Question

Stuart, Jack and Leo are colleagues working in a plant. Stuart and Jack can do a work in 10 days, Jack and Leo can do the same work in 15 days while Stuart and Leo can do it in 12 days. All of them started the work together. After two days, Leo was shifted to some other work. How many days will Stuart and Jack take to finish the rest of the work?

• A. 9
• B. 12
• C. 8
• D. 7.5

Answer 1

The Correct Option is D

To solve this problem, let's denote the work done by Stuart, Jack, and Leo per day as \( S \), \( J \), and \( L \) respectively. We have three equations based on the given information:

• Stuart and Jack: \( S + J = \frac{1}{10} \)
• Jack and Leo: \( J + L = \frac{1}{15} \)
• Stuart and Leo: \( S + L = \frac{1}{12} \)

We want to find the combined work rate of Stuart and Jack to compute how long they take to finish the remaining work. First, add the three equations:

\((S + J) + (J + L) + (S + L) = \frac{1}{10} + \frac{1}{15} + \frac{1}{12}\)

Which simplifies to:

\(2S + 2J + 2L = \frac{1}{10} + \frac{1}{15} + \frac{1}{12}\)

Combine like terms:

\(2(S + J + L) = \frac{1}{10} + \frac{1}{15} + \frac{1}{12}\)

Find a common denominator (60):

\(2(S + J + L) = \frac{6}{60} + \frac{4}{60} + \frac{5}{60} = \frac{15}{60} = \frac{1}{4}\)

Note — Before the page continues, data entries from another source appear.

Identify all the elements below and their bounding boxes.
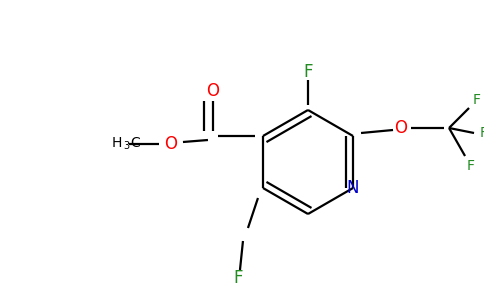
Text: F: F — [473, 93, 481, 107]
Text: F: F — [467, 159, 475, 173]
Text: O: O — [165, 135, 178, 153]
Text: H: H — [112, 136, 122, 150]
Text: F: F — [303, 63, 313, 81]
Text: O: O — [207, 82, 219, 100]
Text: C: C — [130, 136, 140, 150]
Text: N: N — [347, 179, 359, 197]
Text: O: O — [394, 119, 408, 137]
Text: 3: 3 — [123, 141, 129, 151]
Text: F: F — [480, 126, 484, 140]
Text: F: F — [233, 269, 242, 287]
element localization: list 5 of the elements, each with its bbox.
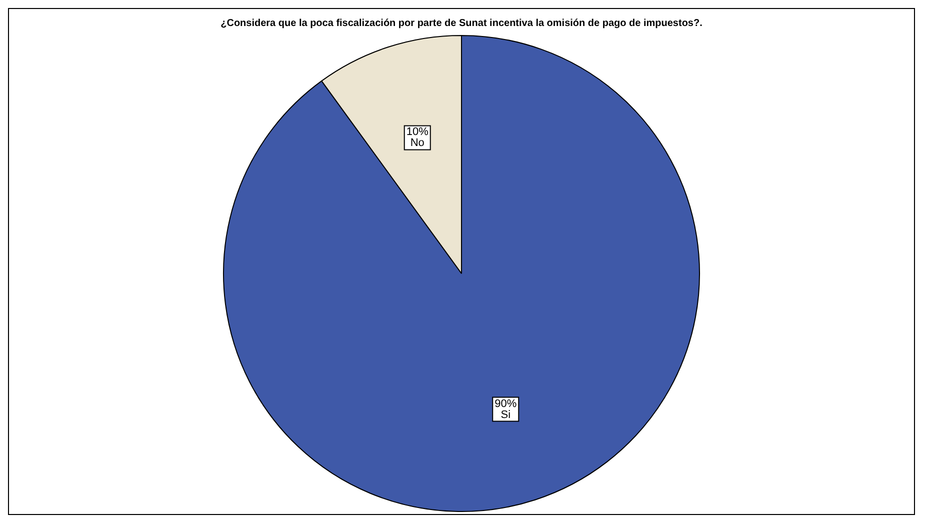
slice-label: Si (500, 408, 511, 421)
data-label: 10% (406, 126, 429, 138)
data-label: 90% (494, 398, 517, 410)
chart-title: ¿Considera que la poca fiscalización por parte de Sunat incentiva la omisión de pago de impuestos?. (220, 18, 703, 29)
slice-label: No (410, 137, 424, 150)
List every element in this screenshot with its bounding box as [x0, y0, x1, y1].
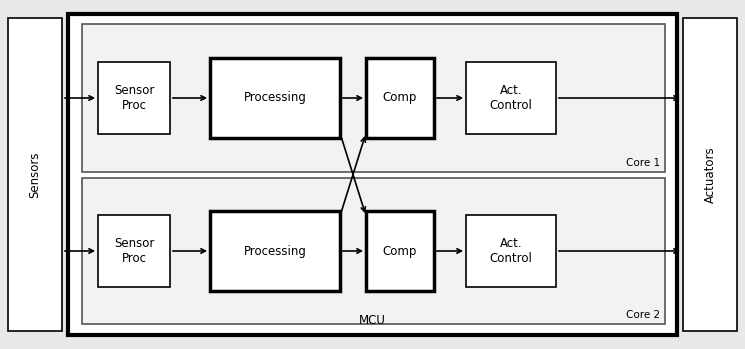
Text: Processing: Processing — [244, 245, 306, 258]
Text: Act.
Control: Act. Control — [489, 237, 533, 265]
Text: Comp: Comp — [383, 245, 417, 258]
Bar — [366, 58, 434, 138]
Bar — [8, 18, 62, 331]
Bar — [82, 24, 665, 172]
Bar — [210, 58, 340, 138]
Text: Core 2: Core 2 — [626, 310, 660, 320]
Bar — [683, 18, 737, 331]
Bar — [98, 62, 170, 134]
Text: Processing: Processing — [244, 91, 306, 104]
Text: Sensor
Proc: Sensor Proc — [114, 237, 154, 265]
Text: Core 1: Core 1 — [626, 158, 660, 168]
Text: Sensors: Sensors — [28, 151, 42, 198]
Text: Actuators: Actuators — [703, 146, 717, 203]
Bar — [82, 178, 665, 324]
Text: Sensor
Proc: Sensor Proc — [114, 84, 154, 112]
Bar — [210, 211, 340, 291]
Text: MCU: MCU — [359, 314, 386, 327]
Text: Act.
Control: Act. Control — [489, 84, 533, 112]
Bar — [466, 62, 556, 134]
Text: Comp: Comp — [383, 91, 417, 104]
Bar — [98, 215, 170, 287]
Bar — [68, 14, 677, 335]
Bar — [366, 211, 434, 291]
Bar — [466, 215, 556, 287]
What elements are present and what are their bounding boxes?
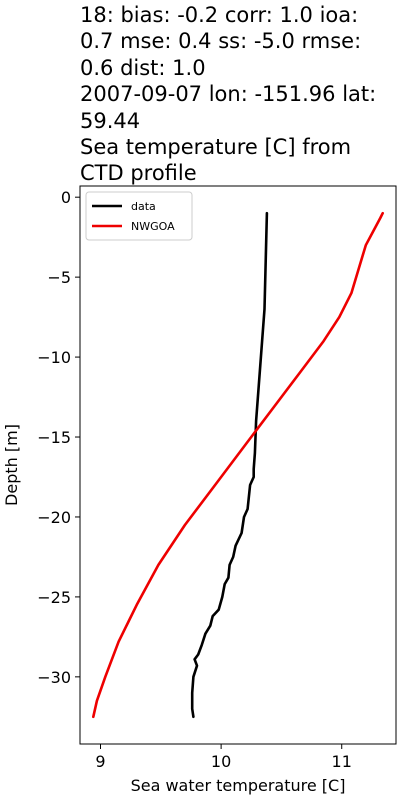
legend-label-nwgoa: NWGOA	[131, 220, 175, 233]
chart-title: 18: bias: -0.2 corr: 1.0 ioa: 0.7 mse: 0…	[80, 3, 377, 186]
y-tick-label: −20	[37, 508, 71, 527]
x-tick-label: 10	[211, 752, 231, 771]
series-line-data	[190, 211, 269, 719]
y-tick-label: −30	[37, 668, 71, 687]
plot-frame	[79, 185, 397, 745]
ticks-layer: 9 10 11 0 −5 −10 −15 −20 −25 −30	[37, 188, 352, 771]
x-tick-label: 9	[95, 752, 105, 771]
y-tick-label: −15	[37, 428, 71, 447]
y-tick-label: −5	[47, 268, 71, 287]
y-tick-label: −25	[37, 588, 71, 607]
y-axis-label: Depth [m]	[2, 424, 21, 506]
y-tick-label: −10	[37, 348, 71, 367]
y-tick-label: 0	[61, 188, 71, 207]
legend-label-data: data	[131, 200, 156, 213]
legend: data NWGOA	[85, 191, 193, 241]
legend-box	[85, 191, 193, 241]
series-layer	[92, 211, 384, 719]
x-tick-label: 11	[332, 752, 352, 771]
x-axis-label: Sea water temperature [C]	[131, 776, 346, 795]
series-line-nwgoa	[92, 211, 384, 719]
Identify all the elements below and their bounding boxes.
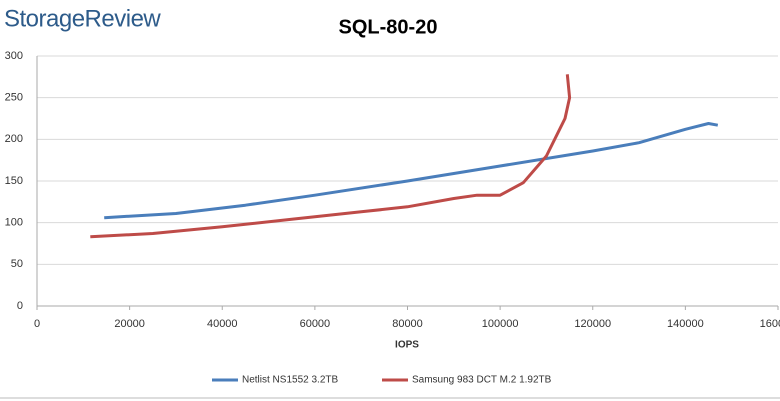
x-tick-label: 80000 <box>392 318 423 330</box>
x-tick-label: 120000 <box>574 318 611 330</box>
x-tick-label: 20000 <box>114 318 145 330</box>
x-axis-label: IOPS <box>395 340 419 351</box>
legend-label: Samsung 983 DCT M.2 1.92TB <box>412 375 552 386</box>
y-tick-label: 150 <box>5 175 23 187</box>
x-tick-label: 60000 <box>300 318 331 330</box>
y-tick-label: 50 <box>11 258 23 270</box>
x-tick-label: 40000 <box>207 318 238 330</box>
x-tick-label: 0 <box>34 318 40 330</box>
y-tick-label: 100 <box>5 217 23 229</box>
chart-title: SQL-80-20 <box>339 16 438 38</box>
x-tick-label: 140000 <box>667 318 704 330</box>
y-tick-label: 250 <box>5 92 23 104</box>
x-tick-label: 160000 <box>760 318 780 330</box>
brand-logo: StorageReview <box>4 5 161 32</box>
series-line <box>90 74 572 239</box>
y-tick-label: 0 <box>17 300 23 312</box>
y-tick-label: 300 <box>5 50 23 62</box>
y-tick-label: 200 <box>5 133 23 145</box>
x-tick-label: 100000 <box>482 318 519 330</box>
series-line <box>104 122 719 220</box>
legend-label: Netlist NS1552 3.2TB <box>242 375 338 386</box>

\((S + J + L) = \frac{1}{8}\)

Now knowing the combined rate of all three, calculate \( S + J \):

\(S + J = (S + J + L) - L = \frac{1}{8} - L\)

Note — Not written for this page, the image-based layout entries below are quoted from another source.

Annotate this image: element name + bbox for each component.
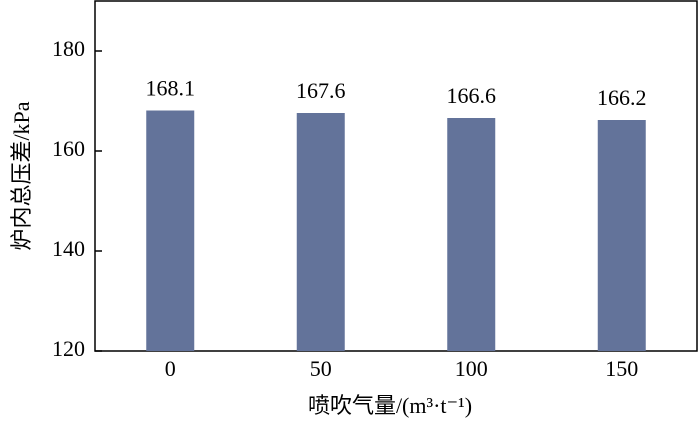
bar (296, 113, 345, 351)
bar (597, 120, 646, 351)
bar (146, 110, 195, 351)
y-tick-label: 180 (52, 36, 85, 61)
value-label: 168.1 (146, 76, 196, 101)
y-tick-label: 120 (52, 336, 85, 361)
value-label: 167.6 (296, 78, 346, 103)
bar (447, 118, 496, 351)
y-tick-label: 160 (52, 136, 85, 161)
x-axis-label: 喷吹气量/(m³·t⁻¹) (308, 393, 472, 418)
y-axis-label: 炉内总压差/kPa (9, 101, 34, 250)
value-label: 166.2 (597, 85, 647, 110)
y-tick-label: 140 (52, 236, 85, 261)
value-label: 166.6 (447, 83, 497, 108)
x-tick-label: 50 (310, 356, 332, 381)
plot-frame (94, 0, 698, 352)
x-tick-label: 0 (165, 356, 176, 381)
x-tick-label: 150 (605, 356, 638, 381)
x-tick-label: 100 (455, 356, 488, 381)
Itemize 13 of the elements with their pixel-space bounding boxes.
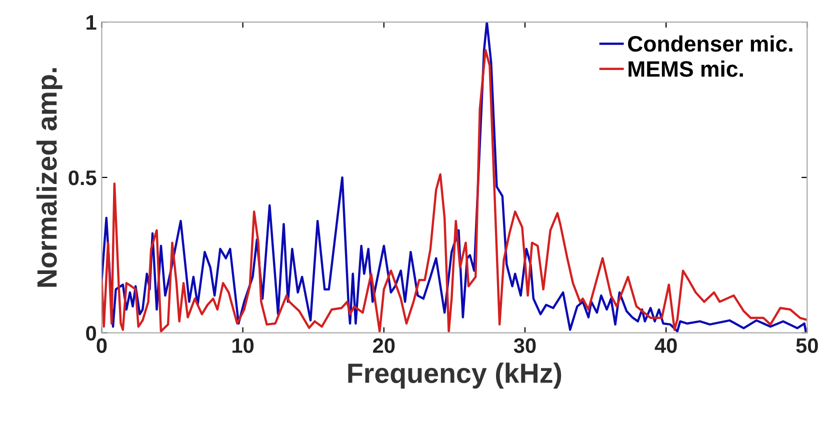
x-tick-label: 20 bbox=[373, 338, 395, 354]
y-tick-label: 0 bbox=[86, 326, 96, 341]
legend-label: MEMS mic. bbox=[628, 60, 743, 77]
legend-label: Condenser mic. bbox=[628, 35, 792, 52]
x-tick-label: 50 bbox=[796, 338, 818, 354]
x-tick-label: 30 bbox=[514, 338, 536, 354]
x-tick-label: 10 bbox=[232, 338, 254, 354]
x-axis-title: Frequency (kHz) bbox=[348, 362, 562, 389]
y-tick-label: 1 bbox=[86, 15, 96, 30]
y-axis-title: Normalized amp. bbox=[36, 68, 62, 287]
x-tick-label: 0 bbox=[96, 338, 107, 354]
y-tick-label: 0.5 bbox=[68, 170, 96, 186]
x-tick-label: 40 bbox=[654, 338, 677, 354]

From the equation \( J + L = \frac{1}{15} \), solve for \( L \):

\(L = \frac{1}{15} - J\)

Substitute \( L \) in the equation \( S + L = \frac{1}{12} \) to solve:

\(S + \left(\frac{1}{15} - J\right) = \frac{1}{12}\)

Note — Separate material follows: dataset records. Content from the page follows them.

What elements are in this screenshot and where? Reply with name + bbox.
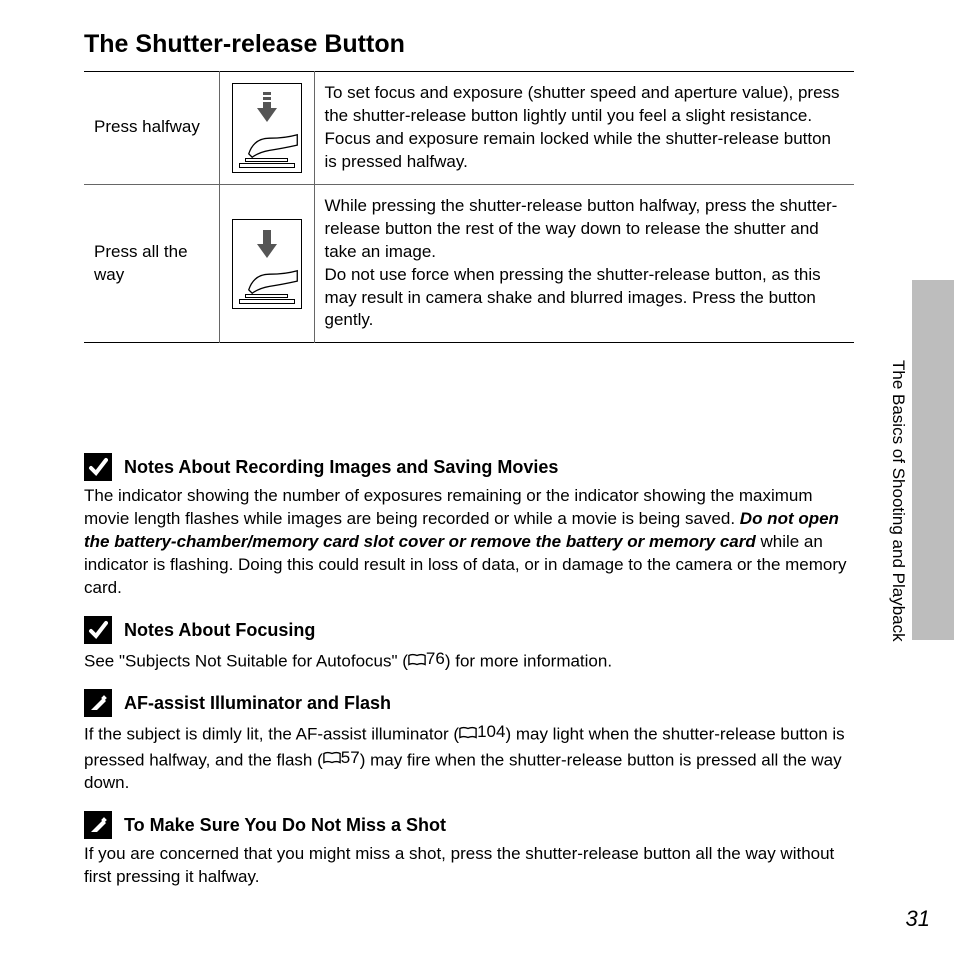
table-row: Press halfway To set focus and exposure … (84, 72, 854, 185)
pencil-icon (84, 689, 112, 717)
note-block: Notes About Focusing See "Subjects Not S… (84, 616, 854, 673)
note-body: See "Subjects Not Suitable for Autofocus… (84, 648, 854, 673)
note-title: AF-assist Illuminator and Flash (124, 693, 391, 714)
row-label: Press halfway (84, 72, 219, 185)
press-full-icon (232, 219, 302, 309)
note-block: Notes About Recording Images and Saving … (84, 453, 854, 600)
side-section-label: The Basics of Shooting and Playback (888, 360, 908, 642)
pencil-icon (84, 811, 112, 839)
note-body: The indicator showing the number of expo… (84, 485, 854, 600)
shutter-table: Press halfway To set focus and exposure … (84, 71, 854, 343)
row-desc: To set focus and exposure (shutter speed… (314, 72, 854, 185)
book-ref-icon: 57 (323, 747, 360, 770)
row-icon-cell (219, 72, 314, 185)
side-tab (912, 280, 954, 640)
row-icon-cell (219, 184, 314, 343)
note-body: If the subject is dimly lit, the AF-assi… (84, 721, 854, 795)
note-title: Notes About Recording Images and Saving … (124, 457, 558, 478)
page-title: The Shutter-release Button (84, 30, 854, 59)
book-ref-icon: 76 (408, 648, 445, 671)
press-half-icon (232, 83, 302, 173)
check-icon (84, 453, 112, 481)
note-body: If you are concerned that you might miss… (84, 843, 854, 889)
note-block: AF-assist Illuminator and Flash If the s… (84, 689, 854, 795)
row-desc: While pressing the shutter-release butto… (314, 184, 854, 343)
note-block: To Make Sure You Do Not Miss a Shot If y… (84, 811, 854, 889)
check-icon (84, 616, 112, 644)
book-ref-icon: 104 (459, 721, 505, 744)
note-title: Notes About Focusing (124, 620, 315, 641)
note-title: To Make Sure You Do Not Miss a Shot (124, 815, 446, 836)
table-row: Press all the way While pressing the shu… (84, 184, 854, 343)
row-label: Press all the way (84, 184, 219, 343)
page-number: 31 (906, 906, 930, 932)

Simplify and solve for \( J \) and substitute back for \( S + J \). But realizing the complexity of simplifying directly, observe they worked together for 2 days, leaving:

Work done in 2 days: \(2 \times \frac{1}{8} = \frac{1}{4}\)

Remaining work: \(1 - \frac{1}{4} = \frac{3}{4}\)

Stuart and Jack's combined rate: \(S + J = \frac{1}{10}\)

Time required for the remaining work:

\(\text{Time} = \frac{\text{Remaining work}}{\text{Combined rate}} = \frac{3/4}{1/10} = \frac{3/4} \times \frac{10}{1} = 7.5\)

Thus, Stuart and Jack will take 7.5 days to finish the rest of the work.